The 152nd annual charity auction of the Hospices de Beaune– which I attended last Sunday on a coveted press pass – was a fascinating one on several fronts. In spite of a very “short” or low-yield vintage, which resulted in fewer “pieces” or 228-liter barrels (minimum 24 cases) being offered for auction, when the last gavel of the Christie’s auctioneer hammered the podium, a record had been set – more than €5.9 million or more than $7.5 million bid for 516 barrels. And the streets outside the auction house were crowded by locals and international visitors enjoying the weekend fête and street fair and hoping to catch a glimpse of former French first lady, Carla Bruni-Sarkozy, whose charity was one of those being funded by the auction.
But the back stories were perhaps even more interesting.

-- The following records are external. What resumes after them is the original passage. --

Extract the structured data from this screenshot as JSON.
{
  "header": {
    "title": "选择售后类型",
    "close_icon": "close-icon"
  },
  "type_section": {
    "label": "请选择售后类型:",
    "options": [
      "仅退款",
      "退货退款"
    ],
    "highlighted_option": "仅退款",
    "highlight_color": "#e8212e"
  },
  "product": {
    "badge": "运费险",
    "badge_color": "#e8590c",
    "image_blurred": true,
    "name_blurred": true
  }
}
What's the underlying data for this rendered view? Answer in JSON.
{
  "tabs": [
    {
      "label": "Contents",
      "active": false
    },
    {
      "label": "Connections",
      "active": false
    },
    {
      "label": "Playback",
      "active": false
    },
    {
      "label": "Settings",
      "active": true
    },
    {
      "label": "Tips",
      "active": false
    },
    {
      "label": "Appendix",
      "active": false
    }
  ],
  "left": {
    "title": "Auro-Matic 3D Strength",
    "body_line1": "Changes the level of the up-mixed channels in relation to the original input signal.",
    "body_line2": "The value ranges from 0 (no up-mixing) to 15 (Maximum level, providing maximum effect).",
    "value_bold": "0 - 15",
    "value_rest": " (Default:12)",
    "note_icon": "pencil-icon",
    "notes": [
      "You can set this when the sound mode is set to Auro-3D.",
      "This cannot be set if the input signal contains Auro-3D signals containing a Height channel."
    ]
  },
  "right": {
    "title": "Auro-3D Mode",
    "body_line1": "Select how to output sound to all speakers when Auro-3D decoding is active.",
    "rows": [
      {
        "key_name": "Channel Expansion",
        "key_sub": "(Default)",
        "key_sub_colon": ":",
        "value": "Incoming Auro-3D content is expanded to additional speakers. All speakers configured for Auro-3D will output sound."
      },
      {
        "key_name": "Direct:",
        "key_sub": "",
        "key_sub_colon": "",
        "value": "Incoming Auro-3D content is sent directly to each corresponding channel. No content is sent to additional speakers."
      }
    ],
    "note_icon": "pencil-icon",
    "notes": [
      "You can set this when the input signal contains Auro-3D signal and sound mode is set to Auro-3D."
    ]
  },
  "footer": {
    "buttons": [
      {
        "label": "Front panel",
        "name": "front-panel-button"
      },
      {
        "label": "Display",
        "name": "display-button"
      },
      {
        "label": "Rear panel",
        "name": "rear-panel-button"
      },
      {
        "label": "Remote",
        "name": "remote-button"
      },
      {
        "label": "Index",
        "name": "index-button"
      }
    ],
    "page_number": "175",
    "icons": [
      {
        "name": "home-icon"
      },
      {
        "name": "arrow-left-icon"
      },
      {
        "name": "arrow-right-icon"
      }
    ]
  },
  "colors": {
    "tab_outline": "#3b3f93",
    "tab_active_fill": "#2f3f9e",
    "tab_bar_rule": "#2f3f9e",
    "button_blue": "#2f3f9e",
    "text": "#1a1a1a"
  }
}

I spent the three days leading up to the auction talking with winemakers and drinking their 2010 red and white Burgundies from bottles and the 2011s and 2012s from barrels. Several interesting notes came from this.
One: The 2012 was disastrous from a standpoint of quantity but a triumph from the standpoint of quality. Bad weather during flowering and early summer hailstorms drastically reduced crop throughout Burgundy – by 30 to 70 percent depending where the vineyard was located. From Chablis in the north to Beaujolais in the south, everyone was affected. And I saw many clusters still hanging in the vineyards, once healthy grapes that became sun-burned when the hail decimated foliage. But what was harvested was healthy and perfectly ripened small berries. The reds I tasted were potentially very good to great, and the whites were good to very good, with perhaps less structure.

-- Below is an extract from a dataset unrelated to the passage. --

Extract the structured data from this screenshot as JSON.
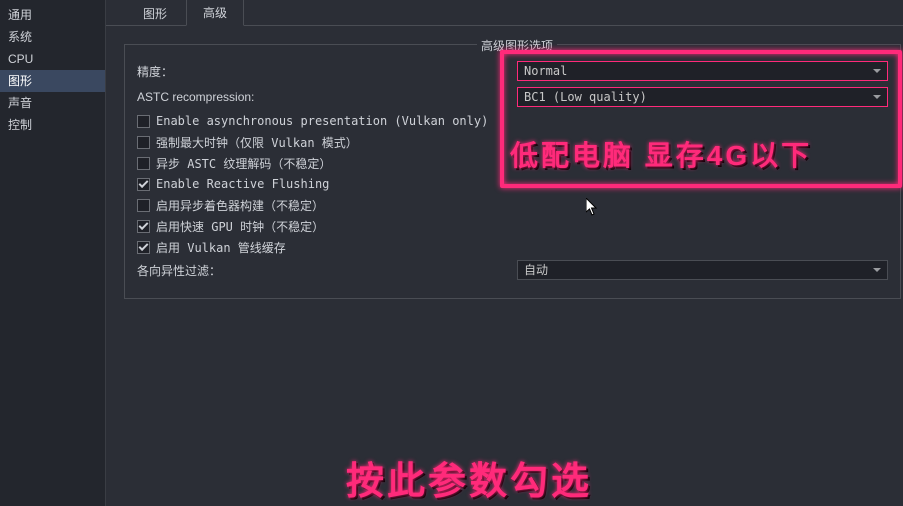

Two: Almost as interesting as the fermentation and aging cellars were the storage cellars. There isn’t much wine there. The official number quoted is 11 months of stock, which is dangerously low. After a large and great crop in 2009, the 2010 and 2011 vintages were good quality but low quantity. What this means is that there is no incentive from producers to keep prices down on the 2012. Moreover, wine merchants and people who like affordable Burgundies will be buying what 2011s, 2010s and remaining 2009s are left on the market before those prices go up or before they simply become unavailable.
Three: Many producers do not set the prices of their wines until they are ready to be bottled, so it will be some time before we know what the prices of the 2012s will be. The auction is an indicator, of course, but not the final word. The auction wines are all produced from Hospices-owned vineyards and donations and all will carry the Hospices label. And it is charity, after all, so these prices will be inflated. Plus, although five of the 10 priciest lots sold were bought by “amateurs” or collectors, the other five were purchased by negociants who, while wanting to support a good cause, also know that buzz and high prices will raise all bottles, or at least their prices. That being said, the best guess I heard – for now – is price increases in the 12 percent range.
Four: Don’t look for relief from the 2013s in terms of quantity. Growers won’t know for sure until after winter pruning and ultimately bud break how badly their vines were damaged by the hail. A bumper crop for 2013 is possible but not probable.
Five: “I have a concern that we don’t have enough entry-level wines at under-10 euros, 10 dollars or 10 pounds,” says Louis-Fabrice Latour, who heads the famous Louis Latour wine house. The point is that Burgundy needs new customers who either don’t have, or aren’t willing to spend, a lot to try their wines. This has led to the embracing Beaujolais – a historic but not often recognized part of Burgundy – by bottling wines from there as “Bourgogne Gamay.” And previously ignored fringe areas of Burgundy such as Châtillonnais and Couchois, which make good if not great wines, are suddenly showing up in large type on Burgundy maps, and their wines are being poured at trade tastings.
But for those Burgundy lovers who are more interested in the romance of region and the seductive qualities of its wines than they are in prices and the politics of business, rest easily. If you had a child born in 2012, buy a case of 2012 red premier or grand cru when it comes to market. The wines should be drinking marvelously when you pull the cork in about 2032.